While a large number of healthcare providers, developers, and insurers in the US make efforts to obtain benefits from higher reimbursements offered by Medicare and Medicaid rules, it is equally important for them to ensure that they do not violate Stark’s Law. As a matter of fact, Stark Law’s continues to play a vital role in every healthcare real estate transaction for about quarter century after its introduction in the nation. Also, Affordable Care Act (ACA) emphasizes that providers of healthcare services must self-disclose any actual or potential violation of Stark Law. So what’s exactly Stark’s Law about?

Stark Law

Originally, Stark Law banned self-referrals for Designated Health Services (DHS) that were working within Medicare. It was later expanded to prohibit health-care providers or hospitals from submitting Medicare and Medicaid claims for patients that were referred by doctors, with whom health-care providers have a financial relationship. Also, Stark Law applies to real estate property leases between healthcare providers and referring organizations.

How Stark Law impacts healthcare real estate

Stark Law compliance largely affects medical organizations as well as lease transactions. According to Stark Law, if a physician or an immediate family member of the physician has a specified financial relationship with an entity, that includes a space rental relationship, then the physician should not make referrals to the entity for DHS unless the relationship is considered an exception under Stark Law. It states that such leases must comprise a term of at least one year, reasonable and necessary space for legal business reasons, and rent complying with fair market value. In such circumstances, the valuable assistance of professional appraisal services, such a business valuation services in New York, can prove worthy in carrying out accurate valuation of the property in question.

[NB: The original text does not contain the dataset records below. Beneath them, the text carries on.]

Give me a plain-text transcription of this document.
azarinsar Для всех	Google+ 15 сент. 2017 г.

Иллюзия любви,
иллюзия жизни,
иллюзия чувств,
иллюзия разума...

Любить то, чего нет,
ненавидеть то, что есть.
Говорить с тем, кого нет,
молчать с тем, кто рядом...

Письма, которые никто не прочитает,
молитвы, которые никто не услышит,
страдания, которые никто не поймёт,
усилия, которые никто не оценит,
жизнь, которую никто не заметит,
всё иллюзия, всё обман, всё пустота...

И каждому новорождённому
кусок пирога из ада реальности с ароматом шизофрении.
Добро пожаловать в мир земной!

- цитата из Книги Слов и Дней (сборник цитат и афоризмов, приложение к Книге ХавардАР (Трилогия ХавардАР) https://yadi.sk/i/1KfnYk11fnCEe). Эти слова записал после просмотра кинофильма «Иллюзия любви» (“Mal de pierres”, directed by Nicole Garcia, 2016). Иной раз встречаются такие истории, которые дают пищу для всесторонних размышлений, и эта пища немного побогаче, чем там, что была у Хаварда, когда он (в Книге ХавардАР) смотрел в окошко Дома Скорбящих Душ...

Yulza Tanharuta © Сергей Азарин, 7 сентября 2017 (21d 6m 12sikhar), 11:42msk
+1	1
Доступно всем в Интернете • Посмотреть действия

Non-compliance with Stark Law can subject you to hefty penalties as high as $30 million. This stands true especially when it comes to determining and paying rents at a fair and accurate market value. To avoid these hefty penalties, healthcare providers with a new or renewed lease from or to a referral source should perform a market analysis to ensure Stark Law compliance. For this purpose, you need to hire proficient real estate valuation service to obtain an appraisal report based on analysis of subject property data and market data. These professional appraisal services also help in gathering leases, site plans, rent rolls, floor plans; inspecting the real estate; and monitoring the local real estate market at the time of the lease. In this way, real estate valuation plays an important role to help healthcare organizations comply with Stark Law.

In case, healthcare providers are already defending against alleged Stark Law violations then retrospective appraisal reports prepared by efficient property appraiser can help determine whether the lease in question was compliant with the law at the time of the real estate transaction or not. Thus, it’s necessary for every healthcare provider to comply with Stark Law, when carrying out health-care real estate transactions, to avoid hefty penalties and legal issues.